Pourquoi avez-vous décidé d’utiliser les voix d’enfants, à partir des lettres des lecteurs de l’auteur, en off pour guider le récit ? Nous nous sommes beaucoup questionnés sur comment restituer la grandeur de l’auteur dans le film. Les producteurs auraient voulu un panneau à la fin indiquant le nombre de livres vendus par Astrid. Mon idée de ces lettres et de ces voix d’enfants, est que pour moi, sa réussite ne se résume pas au nombre de livres qu’elle a vendus. Son talent est que je me connecte toujours avec elle parce qu’elle m’a tellement bouleversée en tant qu’enfant et qu’elle a donné tant aux enfants. Les enfants éprouvent toujours une énorme gratitude envers elle pour ça. Nous voulions que cette gratitude et son lien fort avec eux transparaissent dans le film. Et c’est vrai qu’elle a reçu en tant qu’auteur des montagnes de lettres.

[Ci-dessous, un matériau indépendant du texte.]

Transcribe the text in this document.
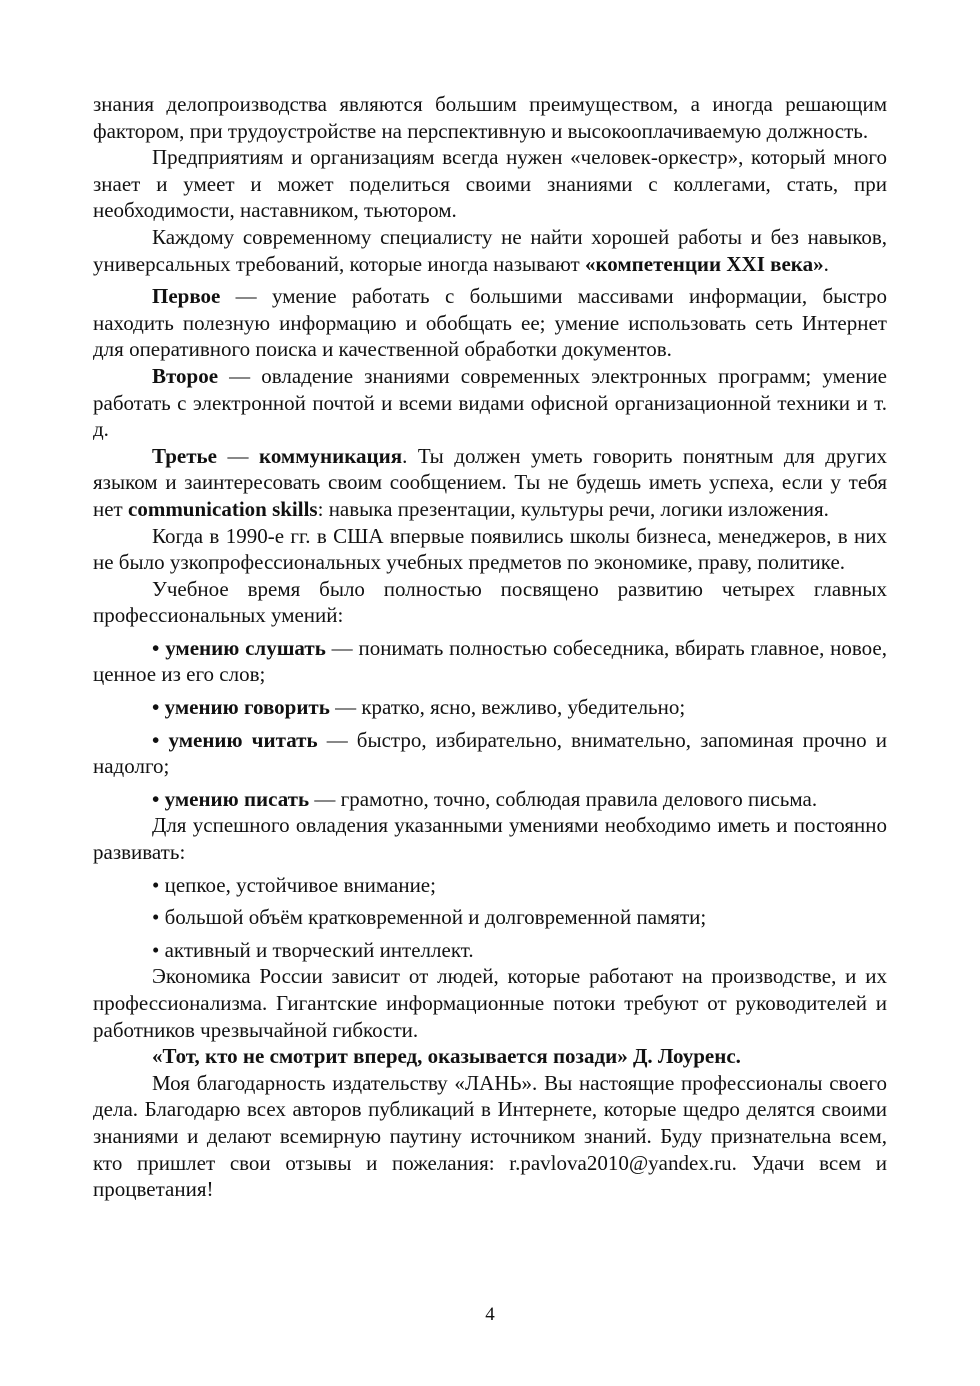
знания делопроизводства являются большим преимуществом, а иногда решающим фактором, при трудоустройстве на перспективную и высокооплачиваемую должность.

Предприятиям и организациям всегда нужен «человек-оркестр», который много знает и умеет и может поделиться своими знаниями с коллегами, стать, при необходимости, наставником, тьютором.

Каждому современному специалисту не найти хорошей работы и без навыков, универсальных требований, которые иногда называют «компетенции XXI века».

Первое — умение работать с большими массивами информации, быстро находить полезную информацию и обобщать ее; умение использовать сеть Интернет для оперативного поиска и качественной обработки документов.

Второе — овладение знаниями современных электронных программ; умение работать с электронной почтой и всеми видами офисной организационной техники и т. д.

Третье — коммуникация. Ты должен уметь говорить понятным для других языком и заинтересовать своим сообщением. Ты не будешь иметь успеха, если у тебя нет communication skills: навыка презентации, культуры речи, логики изложения.

Когда в 1990-е гг. в США впервые появились школы бизнеса, менеджеров, в них не было узкопрофессиональных учебных предметов по экономике, праву, политике.

Учебное время было полностью посвящено развитию четырех главных профессиональных умений:

• умению слушать — понимать полностью собеседника, вбирать главное, новое, ценное из его слов;

• умению говорить — кратко, ясно, вежливо, убедительно;

• умению читать — быстро, избирательно, внимательно, запоминая прочно и надолго;

• умению писать — грамотно, точно, соблюдая правила делового письма.

Для успешного овладения указанными умениями необходимо иметь и постоянно развивать:

• цепкое, устойчивое внимание;

• большой объём кратковременной и долговременной памяти;

• активный и творческий интеллект.

Экономика России зависит от людей, которые работают на производстве, и их профессионализма. Гигантские информационные потоки требуют от руководителей и работников чрезвычайной гибкости.

«Тот, кто не смотрит вперед, оказывается позади» Д. Лоуренс.

Моя благодарность издательству «ЛАНЬ». Вы настоящие профессионалы своего дела. Благодарю всех авторов публикаций в Интернете, которые щедро делятся своими знаниями и делают всемирную паутину источником знаний. Буду признательна всем, кто пришлет свои отзывы и пожелания: r.pavlova2010@yandex.ru. Удачи всем и процветания!

4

Comment avez-vous découvert votre énergique héroïne, Alba August ? En écrivant le scénario je n’avais pas vraiment réfléchi à qui allait jouer, car elle a entre 16 et 19 ans, personne en particulier… Je voulais un nouveau visage pour être capable de dire : « Voilà Astrid ». Nous avons fait un grand casting sur les réseaux sociaux etc. 500 à 1000 jeunes filles dans cette tranche d’âge se sont présentées. J’ai dû convaincre le producteur que le scénario était devenu si émotionnel et que nous ne pouvions pas prendre le risque d’engager une comédienne amateur. Nous avons alors commencé à chercher dans les écoles de théâtre. C’est là qu’est arrivée Alba. Elle était très concentrée, compétente. Elle a l’intelligence et ce côté enfantin, l’empathie aussi, car elle doit être capable de jouer avec un enfant. Diriger un enfant dépend très fort de son partenaire de jeu. Cela ne relève pas du réalisateur car il ne me regarde pas, il la regarde. Nous avons beaucoup travaillé ensemble, mais elle a aussi énormément travaillé de son côté. Elle est arrivée un jour, nous demandant si on voulait voir le scénario qu’elle avait fait. Elle a créé un scénario à elle, où, pour chaque scène, elle avait trouvé un clip d’Astrid, une photo, ou un élément auquel elle pouvait physiquement se référer. Elle se préparait pour chaque scène avec un élément pour revenir à Astrid elle-même, comme un regard, et redevenir elle encore une fois. Bien sûr, vous pouvez vous jeter en avant et soudainement vous rappeler « Oh, j’interprète Astrid Lindgren » parce qu’au bout d’un moment, c’est votre propre personnage que vous créez. Mais chaque jour, elle se reposait inlassablement la question « Que suis-je en train de faire ?». Elle a aussi dû apprendre à danser, taper à la machine, être capable d’être proche des animaux, des choses comme ça. On ne s’en rend pas compte mais le film nécessite un travail d’acteur très intense.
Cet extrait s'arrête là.